Baseline Testing Path

  1. Run T1 to establish surface-isolated behavioral baseline
  2. Run T2 to isolate workspace effect against T1
  3. Run T3 for ground truth retrieval measurements, verify T1
  4. Run T4 to isolate surface effect on raw retrieval, verify T2
  5. Run each test a minimum of 5 times per track to capture variance
Test IDs Purpose Key Question
BL-1
BL-2
Baseline truncation threshold
on small pages
What is the T1 vs T2 surface delta?
SC-2 Code blocks,
API documentation
How does the web toolchain handle code structure?
OP-1 Fragment identifier
navigation
Does Codex jump to a specific section via URL fragment?
OP-4 Auto-chunking above
the BL-3 ceiling
Does the agent fetch with multi-step tool chains?
BL-3 Hard ceiling What is the absolute output limit across retrieval runs?
SC-1
SC-3
SC-4
Structured content Does truncation respect Markdown boundaries?
EC-1
EC-3
EC-6
Edge cases What are the failure modes and workspace substitution edge behaviors?

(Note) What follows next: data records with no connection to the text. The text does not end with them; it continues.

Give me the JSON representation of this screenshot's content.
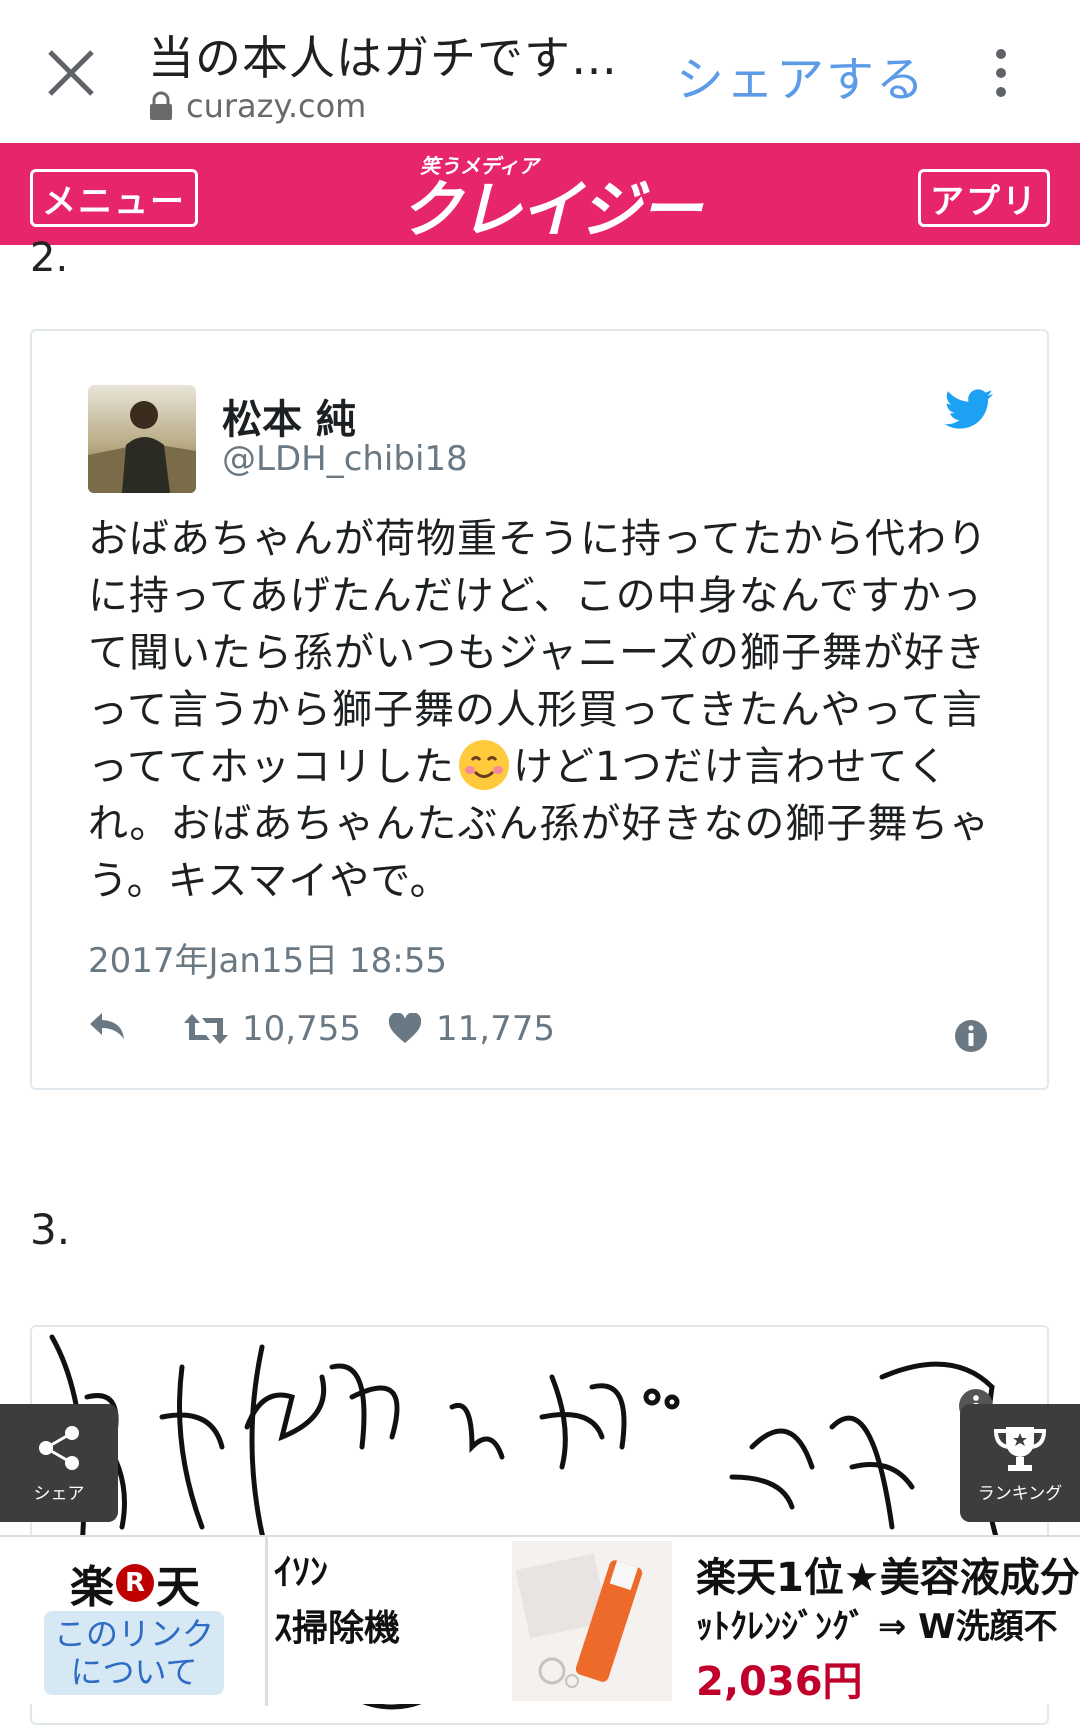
{
  "browser": {
    "title": "当の本人はガチです…",
    "url": "curazy.com",
    "share_label": "シェアする"
  },
  "site_header": {
    "menu_label": "メニュー",
    "app_label": "アプリ",
    "logo_small": "笑うメディア",
    "logo_main": "クレイジー",
    "brand_color": "#e7256b"
  },
  "content": {
    "prev_number": "2.",
    "next_number": "3."
  },
  "tweet": {
    "name": "松本 純",
    "handle": "@LDH_chibi18",
    "text_part1": "おばあちゃんが荷物重そうに持ってたから代わりに持ってあげたんだけど、この中身なんですかって聞いたら孫がいつもジャニーズの獅子舞が好きって言うから獅子舞の人形買ってきたんやって言っててホッコリした",
    "text_part2": "けど1つだけ言わせてくれ。おばあちゃんたぶん孫が好きなの獅子舞ちゃう。キスマイやで。",
    "emoji": "smiling-face-emoji",
    "timestamp": "2017年Jan15日 18:55",
    "retweets": "10,755",
    "likes": "11,775",
    "accent_color": "#1da1f2"
  },
  "floating": {
    "share_label": "シェア",
    "ranking_label": "ランキング"
  },
  "ad": {
    "rakuten_left": "楽",
    "rakuten_r": "R",
    "rakuten_right": "天",
    "about_link_line1": "このリンク",
    "about_link_line2": "について",
    "item1_line1": "ｲｿﾝ",
    "item1_line2": "ｽ掃除機",
    "item2_title": "楽天1位★美容液成分",
    "item2_sub": "ｯﾄｸﾚﾝｼﾞﾝｸﾞ ⇒ W洗顔不",
    "item2_price": "2,036円"
  }
}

Rename raw output files to capture variance across runs; if results are consistent, remove files to prevent test contamination between runs


Analyzing Results

Examine hypothesis matching, surface-workspace effects, perception gap, and truncation analysis:

# Single track: full analysis or summary
python analyze.py --csv results/codex_interpreted/results.csv --summary
python analyze.py --csv results/codex_raw/results.csv --full

# Filter by track
python analyze.py --csv results/codex_interpreted/results.csv --track t1_codex_interpreted

# Compare interpreted tracks, T1 vs T2, isolates workspace effect
python analyze.py \
   --csv results/codex_interpreted/results.csv \
         results/vscode_codex_interpreted/results.csv --full

# Compare raw tracks, T3 vs T4, isolates surface effect on retrieval ceiling
python analyze.py \
   --csv results/codex_raw/results.csv \
         results/vscode_codex_raw/results.csv --full

# Compare all four tracks
python analyze.py \
   --csv results/codex_interpreted/results.csv \
         results/vscode_codex_interpreted/results.csv \
         results/codex_raw/results.csv \
         results/vscode_codex_raw/results.csv --full

Provide the full relative path including subdirectory - results/codex_interpreted/results.csv


Generating Summary Templates

Generate pre-structured Markdown summary templates to fill in after each test series:

# Single test, single track
python template.py --test BL-1 --track codex_raw

# All four tracks for a single test
python template.py --test BL-1 --all-tracks

# All tests for a single track
python template.py --track codex_raw --all-tests

# All 48 combinations
python template.py --all-tests --all-tracks

# Regenerate a template after changes to `TEST_URLS` or `TRACKS`
python template.py --test BL-1 --track codex_raw --overwrite

# Preview without writing a file
python template.py --test BL-1 --track codex_raw --preview

Templates written to summaries/{track}/{test_id}_summary.md. Each template pre-populates the test conditions table, run results table with track-appropriate columns, H1H5 hypothesis sections with verdict placeholders, an emergent findings scaffold, and a log label summary table. Verdict reasoning, emergent findings prose, and log labels left as <!-- TODO --> placeholders for human completion.